DynAlgue : premiers pas vers la sélection de microalgues à fort potentiel
Déjà bien présentes dans notre vie quotidienne (cosmétiques, compléments alimentaires, colorants…), les microalgues offrent un potentiel de développement dans de nombreux domaines industriels. En adaptant des méthodes de sélection variétale issues de l’agriculture, des souches de microalgues aux performances améliorées pourraient bientôt voir le jour. Piloté par le laboratoire Physiologie et Biotechnologie des Algues de l’Ifremer, le projet DynAlgue identifiera pour la première fois les bases génétiques à l’origine de la production de molécules d’intérêt chez ces organismes aquatiques invisibles à l’œil nu. Ce projet de recherche fondamentale débute en janvier 2017 et bénéficie d’un financement de l’Agence Nationale de Recherche (ANR) pour quatre ans.
Alors que depuis des siècles l’homme a adapté les espèces végétales cultivées en sélectionnant les variétés à haut rendement, les microalgues exploitées aujourd’hui restent proches de leur état sauvage. L’intérêt scientifique porté aux stratégies de sélection et d’orientation métabolique des microalgues est relativement récent. Sur le million d’espèces phytoplanctoniques estimées, seules 140 000 ont aujourd’hui été répertoriées. Le projet DynAlgue s’intéresse à l’espèce Tisochrysis lutea, utilisée en aquaculture pour nourrir les larves d’huîtres et de crevettes. Il a pour ambition de mettre au point des méthodes et des outils qui contribueront au développement de souches d’algues très performantes en termes de production de métabolites d’intérêt.
Des micro-organismes riches en molécules d’intérêt pour l’activité humaine
A partir de neuf populations de Tisochrysis lutea collectées dans différents écosystèmes côtiers à travers le monde (côtes tahitiennes, mer des Caraïbes, mer du Nord et côte espagnole), la diversité génétique de l’espèce sera évaluée afin de distinguer les individus aux propriétés les plus intéressantes. « Nous ciblons dans ce projet les lipides (huiles) et les pigments produits par cette microalgue et nous nous intéressons plus particulièrement aux acides gras oméga 3, aux caroténoïdes et aux molécules antioxydantes », détaille Grégory Carrier, chercheur en génétique des algues au centre Ifremer Atlantique à Nantes et coordinateur du projet.

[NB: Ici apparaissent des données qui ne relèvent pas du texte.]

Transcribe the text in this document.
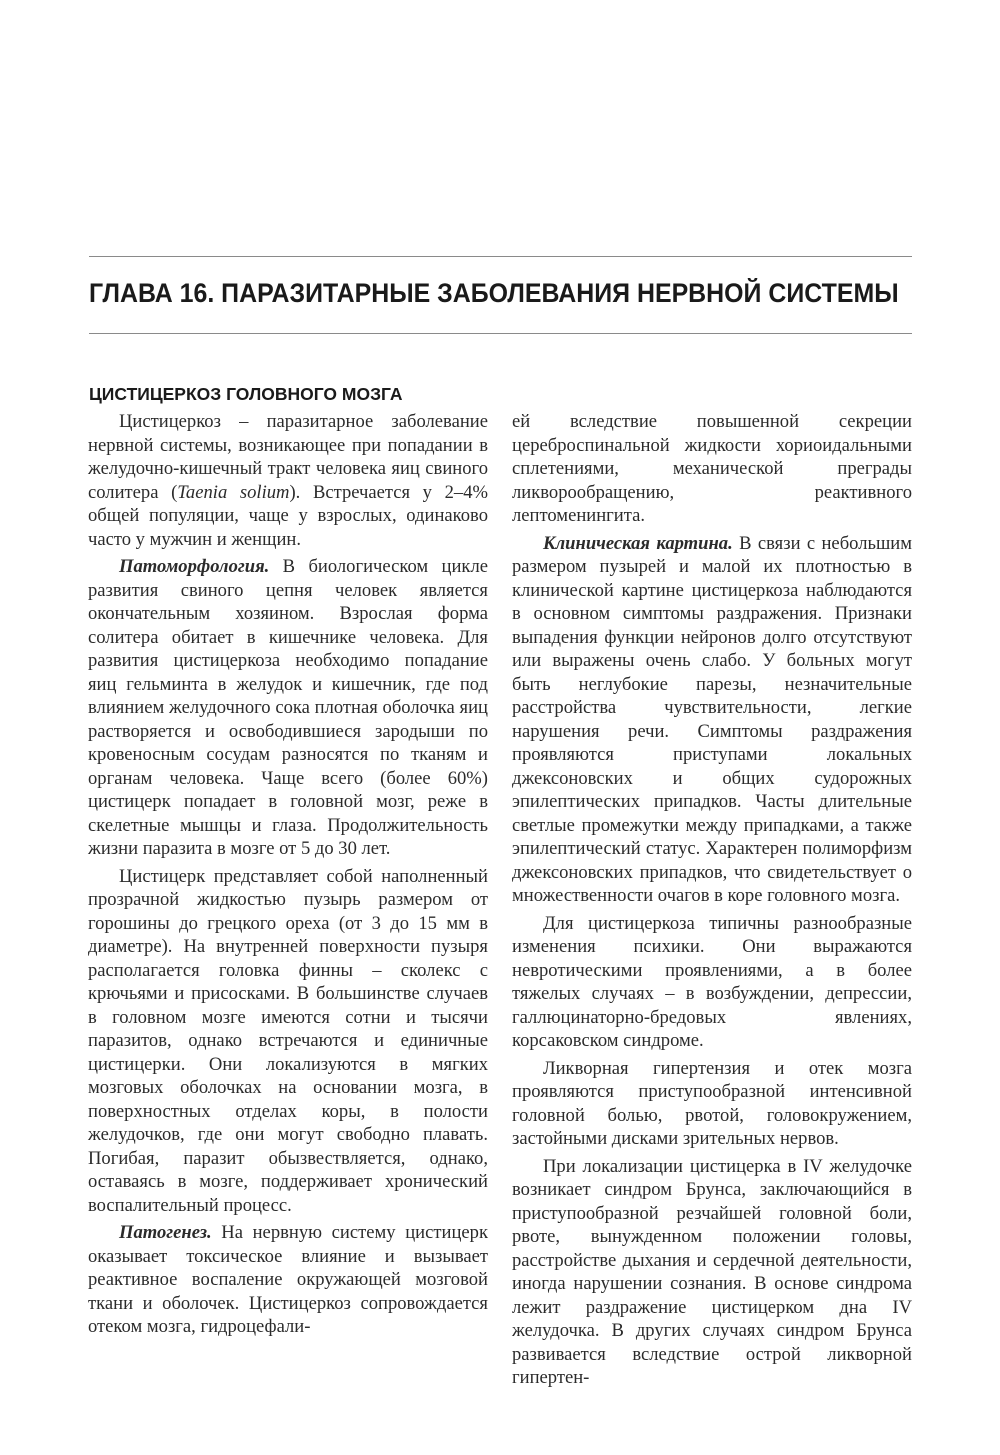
ГЛАВА 16. ПАРАЗИТАРНЫЕ ЗАБОЛЕВАНИЯ НЕРВНОЙ СИСТЕМЫ
ЦИСТИЦЕРКОЗ ГОЛОВНОГО МОЗГА

Цистицеркоз – паразитарное заболевание нервной системы, возникающее при попадании в желудочно-кишечный тракт человека яиц свиного солитера (Taenia solium). Встречается у 2–4% общей популяции, чаще у взрослых, одинаково часто у мужчин и женщин.

Патоморфология. В биологическом цикле развития свиного цепня человек является окончательным хозяином. Взрослая форма солитера обитает в кишечнике человека. Для развития цистицеркоза необходимо попадание яиц гельминта в желудок и кишечник, где под влиянием желудочного сока плотная оболочка яиц растворяется и освободившиеся зародыши по кровеносным сосудам разносятся по тканям и органам человека. Чаще всего (более 60%) цистицерк попадает в головной мозг, реже в скелетные мышцы и глаза. Продолжительность жизни паразита в мозге от 5 до 30 лет.

Цистицерк представляет собой наполненный прозрачной жидкостью пузырь размером от горошины до грецкого ореха (от 3 до 15 мм в диаметре). На внутренней поверхности пузыря располагается головка финны – сколекс с крючьями и присосками. В большинстве случаев в головном мозге имеются сотни и тысячи паразитов, однако встречаются и единичные цистицерки. Они локализуются в мягких мозговых оболочках на основании мозга, в поверхностных отделах коры, в полости желудочков, где они могут свободно плавать. Погибая, паразит обызвествляется, однако, оставаясь в мозге, поддерживает хронический воспалительный процесс.

Патогенез. На нервную систему цистицерк оказывает токсическое влияние и вызывает реактивное воспаление окружающей мозговой ткани и оболочек. Цистицеркоз сопровождается отеком мозга, гидроцефали-

ей вследствие повышенной секреции цереброспинальной жидкости хориоидальными сплетениями, механической преграды ликворообращению, реактивного лептоменингита.

Клиническая картина. В связи с небольшим размером пузырей и малой их плотностью в клинической картине цистицеркоза наблюдаются в основном симптомы раздражения. Признаки выпадения функции нейронов долго отсутствуют или выражены очень слабо. У больных могут быть неглубокие парезы, незначительные расстройства чувствительности, легкие нарушения речи. Симптомы раздражения проявляются приступами локальных джексоновских и общих судорожных эпилептических припадков. Часты длительные светлые промежутки между припадками, а также эпилептический статус. Характерен полиморфизм джексоновских припадков, что свидетельствует о множественности очагов в коре головного мозга.

Для цистицеркоза типичны разнообразные изменения психики. Они выражаются невротическими проявлениями, а в более тяжелых случаях – в возбуждении, депрессии, галлюцинаторно-бредовых явлениях, корсаковском синдроме.

Ликворная гипертензия и отек мозга проявляются приступообразной интенсивной головной болью, рвотой, головокружением, застойными дисками зрительных нервов.

При локализации цистицерка в IV желудочке возникает синдром Брунса, заключающийся в приступообразной резчайшей головной боли, рвоте, вынужденном положении головы, расстройстве дыхания и сердечной деятельности, иногда нарушении сознания. В основе синдрома лежит раздражение цистицерком дна IV желудочка. В других случаях синдром Брунса развивается вследствие острой ликворной гипертен-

La génétique d’association, une approche novatrice
De nombreux verrous scientifiques et techniques doivent encore être levés pour parvenir à réaliser une sélection efficace chez ces micro-organismes. « Les moyens dont nous disposons actuellement pour explorer les cellules de microalgues sont coûteux et ne permettent pas de caractériser à grande échelle certaines des molécules qui nous intéressent ici », explique le scientifique. La solution passera donc par la génétique. « Nous nous appuierons sur une approche de génétique d’association, une première dans la recherche sur les microalgues. Cette méthode récente consiste à « associer » statistiquement les variations des caractéristiques de l’espèce étudiée aux variations génomiques. » Ainsi, devraient être identifiées des séquences d’ADN, appelées marqueurs moléculaires, qui déterminent la production de lipides, de pigments et d’antioxydants chez Tisochrysis lutea. Un premier pas important vers un processus de sélection maîtrisée des microalgues.
L’essor des cultures industrielles passera par la domestication des microalgues
En adaptant les techniques de sélection végétale qui ont permis d’augmenter les rendements, la qualité nutritionnelle des aliments, leur conservation et ainsi améliorer la productivité agricole, la culture de microalgues à fort potentiel pourrait être prochainement développée. « L’algoculture est une activité jeune et pleine de promesses. La domestication1 de populations de microalgues constitue un enjeu majeur pour parvenir à développer une filière industrielle rentable », souligne Grégory Carrier.
« Dans un contexte de démographie mondiale en hausse et d’épuisement des ressources, les microalgues marines peuvent offrir des solutions pour répondre aux futurs enjeux de sécurité alimentaire », affirme Grégory Carrier.
En effet, les acides gras oméga 3 et les caroténoïdes qu’elles contiennent sont essentiels pour l’homme. Les microalgues présentent par ailleurs de nombreux avantages : leur croissance est impressionnante (la biomasse peut doubler chaque jour) et elles se développent dans l’eau de mer, leur culture n’empiète donc pas sur les terres agricoles et ne nécessite pas d’être irriguée par l’homme.
La domestication d’une espèce animale ou végétale est l’acquisition ou la transformation de caractères morphologiques, physiologiques ou comportementaux au contact de l’homme, suite à une interaction prolongée ou à un effort volontaire de sélection.